Pour Emmanuel Demarcy-Mota, chez Vitrac, le désir amoureux et ses brûlures s’emparent des personnages, alors qu’il n’en est quasiment pas question chez Günter Grass, puisqu’aussi bien son héros ne veut pas devenir adulte.
« Vitrac est le précurseur du Théâtre de l’Absurde, il lui a ouvert la voie, l’a ouverte à tout le théâtre de l’imagination et du langage. Il a repris une phrase d’André Breton “Chère imagination, ce que j’aime en toi est que tu ne pardonnes pas”. »
Ainsi se tisse un lien non seulement de Vitrac à Horváth, mais aussi à Ionesco, dont Emmanuel Demarcy-Mota a monté à deux reprises, en 2004 et 2011 Rhinocéros. Et même à Pirandello, où il retrouve la complexité des rapports entre imagination et vérité, entre vie et mort, dans Six Personnages en quête d’auteur, donné de 2001 à 2002 notamment à la Comédie de Reims, au Théâtre de la Ville, aux Bouffes du Nord…

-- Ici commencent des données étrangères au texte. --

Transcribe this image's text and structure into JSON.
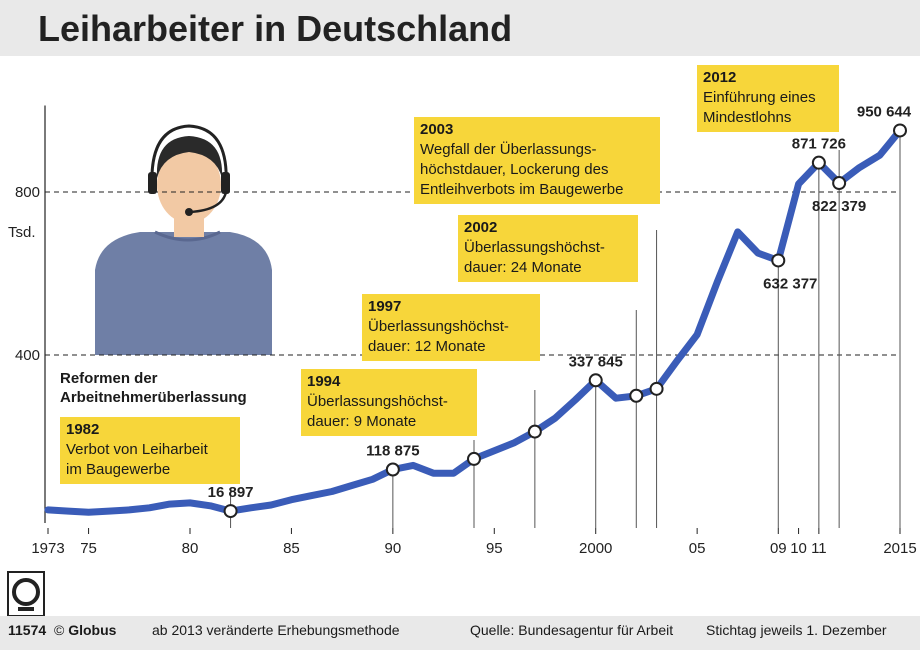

Et puis, ces oeuvres sont bâties autour de personnages en état de refus. Victor refuse le monde de sa famille, Casimir refuse d’adhérer à l’idéologie du profit, les personnages en quête d’auteur refusent la culpabilité, Bérenger, l’homme de Ionesco refuse d’entrer dans la société des rhinocéros qui a pris possession du monde. Refus qui les rejettent dans la solitude.